Oltre a te ci sono altri giovani che stanno emergendo con prepotenza. Da Bernal a Pogacar, passando per Van der Poel e Van Aert.
«Non credo stia succedendo nulla di particolare in gruppo, penso sia semplicemente merito di madre natura se in questo periodo stanno sbocciando di­versi talenti. Non penso al fatto di es­sere il più giovane, sono più concentrato sul fare bene il mio lavoro. Penso a correre nel modo che può essere mi­gliore per il successo. Attaccando pure da lontano, perché no? È la mia filosofia. Molti magari non si muovono pensando a risparmiare energie per il finale. Qualche anno fa il ciclismo è stato un continuo attendere, attendere, at­tendere. Ora, invece sta cambiando. Basti ripensare a Froome al Giro 2018. Ha attaccato a 80 km dalla fine di quella tappa con il Colle delle Finestre. Ha vinto il Giro, così. Se te la senti, non bisogna esitare. Prendi e vai.
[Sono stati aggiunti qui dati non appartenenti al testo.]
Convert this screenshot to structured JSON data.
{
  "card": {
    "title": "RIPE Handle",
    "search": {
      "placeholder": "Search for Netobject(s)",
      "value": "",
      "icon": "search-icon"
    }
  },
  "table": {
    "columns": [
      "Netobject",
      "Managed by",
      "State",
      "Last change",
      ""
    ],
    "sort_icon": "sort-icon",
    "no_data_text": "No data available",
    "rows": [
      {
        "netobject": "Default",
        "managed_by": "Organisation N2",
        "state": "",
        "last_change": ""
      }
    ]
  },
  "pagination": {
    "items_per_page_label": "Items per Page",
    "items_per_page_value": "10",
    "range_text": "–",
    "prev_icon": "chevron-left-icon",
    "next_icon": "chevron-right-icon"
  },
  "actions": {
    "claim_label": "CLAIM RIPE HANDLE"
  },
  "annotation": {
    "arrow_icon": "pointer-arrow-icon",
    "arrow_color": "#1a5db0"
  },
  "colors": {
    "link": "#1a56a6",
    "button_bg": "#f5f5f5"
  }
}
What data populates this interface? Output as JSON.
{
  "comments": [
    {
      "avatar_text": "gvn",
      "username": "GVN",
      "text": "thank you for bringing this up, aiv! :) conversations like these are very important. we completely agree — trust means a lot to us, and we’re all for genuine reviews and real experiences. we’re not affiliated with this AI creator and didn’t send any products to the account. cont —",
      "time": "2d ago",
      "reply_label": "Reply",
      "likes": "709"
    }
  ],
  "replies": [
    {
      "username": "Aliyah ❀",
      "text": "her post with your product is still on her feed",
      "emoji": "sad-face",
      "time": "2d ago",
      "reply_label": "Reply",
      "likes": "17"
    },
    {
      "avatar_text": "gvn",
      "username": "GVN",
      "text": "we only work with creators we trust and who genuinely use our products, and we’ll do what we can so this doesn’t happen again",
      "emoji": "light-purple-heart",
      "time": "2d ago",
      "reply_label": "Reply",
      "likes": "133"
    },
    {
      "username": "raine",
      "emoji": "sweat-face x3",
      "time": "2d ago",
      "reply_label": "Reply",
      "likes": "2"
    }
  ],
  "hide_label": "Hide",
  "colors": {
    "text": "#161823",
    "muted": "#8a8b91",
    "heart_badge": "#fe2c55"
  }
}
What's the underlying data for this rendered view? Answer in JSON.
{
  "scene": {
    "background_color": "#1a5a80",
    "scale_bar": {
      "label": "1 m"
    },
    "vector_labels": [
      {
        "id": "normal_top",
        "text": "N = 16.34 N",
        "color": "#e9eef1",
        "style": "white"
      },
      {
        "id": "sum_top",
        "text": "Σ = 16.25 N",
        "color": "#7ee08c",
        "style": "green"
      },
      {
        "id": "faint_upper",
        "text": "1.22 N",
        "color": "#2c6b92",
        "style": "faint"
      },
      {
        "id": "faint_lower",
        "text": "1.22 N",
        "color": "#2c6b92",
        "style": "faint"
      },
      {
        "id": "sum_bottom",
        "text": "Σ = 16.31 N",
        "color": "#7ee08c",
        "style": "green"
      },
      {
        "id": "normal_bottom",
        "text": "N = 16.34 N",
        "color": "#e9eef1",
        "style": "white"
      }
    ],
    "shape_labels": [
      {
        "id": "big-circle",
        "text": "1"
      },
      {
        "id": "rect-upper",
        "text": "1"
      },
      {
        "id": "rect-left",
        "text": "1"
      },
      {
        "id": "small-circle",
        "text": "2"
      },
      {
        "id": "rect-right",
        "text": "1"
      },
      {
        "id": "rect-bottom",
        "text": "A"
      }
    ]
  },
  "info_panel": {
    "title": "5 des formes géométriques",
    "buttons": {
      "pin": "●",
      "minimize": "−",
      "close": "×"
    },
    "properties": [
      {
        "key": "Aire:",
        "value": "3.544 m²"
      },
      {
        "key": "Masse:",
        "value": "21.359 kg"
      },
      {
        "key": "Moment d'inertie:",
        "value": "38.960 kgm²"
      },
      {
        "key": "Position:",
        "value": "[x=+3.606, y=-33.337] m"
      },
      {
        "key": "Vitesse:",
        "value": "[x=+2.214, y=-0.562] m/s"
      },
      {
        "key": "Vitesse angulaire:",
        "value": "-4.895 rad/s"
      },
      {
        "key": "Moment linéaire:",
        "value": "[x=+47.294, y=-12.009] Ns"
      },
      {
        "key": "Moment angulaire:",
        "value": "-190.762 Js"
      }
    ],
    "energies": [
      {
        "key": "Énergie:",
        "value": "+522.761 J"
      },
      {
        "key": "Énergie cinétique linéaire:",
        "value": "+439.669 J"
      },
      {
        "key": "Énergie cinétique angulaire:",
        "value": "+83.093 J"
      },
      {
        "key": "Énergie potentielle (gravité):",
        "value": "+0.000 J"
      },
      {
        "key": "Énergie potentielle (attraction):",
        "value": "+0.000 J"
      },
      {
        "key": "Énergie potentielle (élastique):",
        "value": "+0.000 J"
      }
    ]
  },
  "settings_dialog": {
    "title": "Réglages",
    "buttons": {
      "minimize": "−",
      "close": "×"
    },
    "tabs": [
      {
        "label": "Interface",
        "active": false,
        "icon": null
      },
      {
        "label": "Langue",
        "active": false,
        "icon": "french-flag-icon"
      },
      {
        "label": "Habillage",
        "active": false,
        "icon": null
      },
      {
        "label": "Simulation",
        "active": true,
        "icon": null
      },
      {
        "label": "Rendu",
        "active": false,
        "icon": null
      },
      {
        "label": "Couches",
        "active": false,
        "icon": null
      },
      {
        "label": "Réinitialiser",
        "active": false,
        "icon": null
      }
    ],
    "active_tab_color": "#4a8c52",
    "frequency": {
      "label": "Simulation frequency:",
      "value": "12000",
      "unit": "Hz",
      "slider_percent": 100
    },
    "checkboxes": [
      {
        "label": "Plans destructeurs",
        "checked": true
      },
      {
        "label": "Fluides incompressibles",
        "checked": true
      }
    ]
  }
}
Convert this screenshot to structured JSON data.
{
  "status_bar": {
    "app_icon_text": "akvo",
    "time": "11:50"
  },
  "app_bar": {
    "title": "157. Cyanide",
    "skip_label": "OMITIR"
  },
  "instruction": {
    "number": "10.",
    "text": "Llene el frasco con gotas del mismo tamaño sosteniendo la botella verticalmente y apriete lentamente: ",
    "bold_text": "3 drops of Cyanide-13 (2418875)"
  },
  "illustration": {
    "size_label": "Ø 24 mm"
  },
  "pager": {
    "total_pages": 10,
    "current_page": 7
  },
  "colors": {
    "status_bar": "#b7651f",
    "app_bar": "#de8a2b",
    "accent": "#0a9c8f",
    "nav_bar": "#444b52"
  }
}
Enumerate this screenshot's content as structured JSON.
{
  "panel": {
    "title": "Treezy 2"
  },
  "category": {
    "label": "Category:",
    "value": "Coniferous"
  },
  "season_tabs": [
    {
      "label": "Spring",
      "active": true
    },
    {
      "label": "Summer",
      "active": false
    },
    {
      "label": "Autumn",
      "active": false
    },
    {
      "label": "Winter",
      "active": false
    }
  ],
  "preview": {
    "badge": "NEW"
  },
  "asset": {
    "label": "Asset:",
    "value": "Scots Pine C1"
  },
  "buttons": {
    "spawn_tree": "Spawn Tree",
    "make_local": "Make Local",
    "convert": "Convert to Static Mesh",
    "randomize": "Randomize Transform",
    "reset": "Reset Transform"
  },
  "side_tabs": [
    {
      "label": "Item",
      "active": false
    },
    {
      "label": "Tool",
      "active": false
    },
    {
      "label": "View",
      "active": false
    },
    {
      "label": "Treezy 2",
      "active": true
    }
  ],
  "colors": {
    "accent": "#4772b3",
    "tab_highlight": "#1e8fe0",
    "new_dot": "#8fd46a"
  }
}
Non bisogna avere paura di tentare, anche se quello che fai può sembrare una pazzia, per raggiungere qualcosa di grande. E questo modo di muoversi in corsa piace al pubblico. Più attacchi ci sono, più il ciclismo è entusiasmante».

Se pensi ai cinque cerchi, cosa provi?
«Mi viene la pelle d’oca. Partecipare all’Olimpiade alla mia età è qualcosa di folle. Già solo essermi qualificato è un onore: difendere i colori del mio Paese nella crono e nella prova in linea sarà fantastico. Farò del mio meglio. È il sogno di ogni sportivo, lo desideravo fin dai tempi in cui giocavo a calcio. Non andrò in Giappone per vedere il percorso olimpico, durante la stagione un viaggio così lungo non ha senso, mi stancherei per nulla. Volerò a Tokyo due settimane prima della crono per adattarmi al clima e provare il percorso. Con la Nazionale dormiremo a 20 chilometri dal tracciato della prova contro il tempo quindi ogni giorno pri­ma del grande appuntamento sarò sul circuito. Cosa mi aspetto? È difficile fare previsioni. L’Euro­peo era piatto, realisticamente si pensava che solo i ragazzi sugli 80 chili potessero vincere invece io ho spinto 400 watt medi, che per quanto peso io (61 kg) è tanto. Al mondiale ho disputato la mia prima crono sopra l’ora, 54 km sono davvero tanti e anche se Dennis è stato incredibile, il gap tra me e quelli che mi sono messo dietro non era niente male».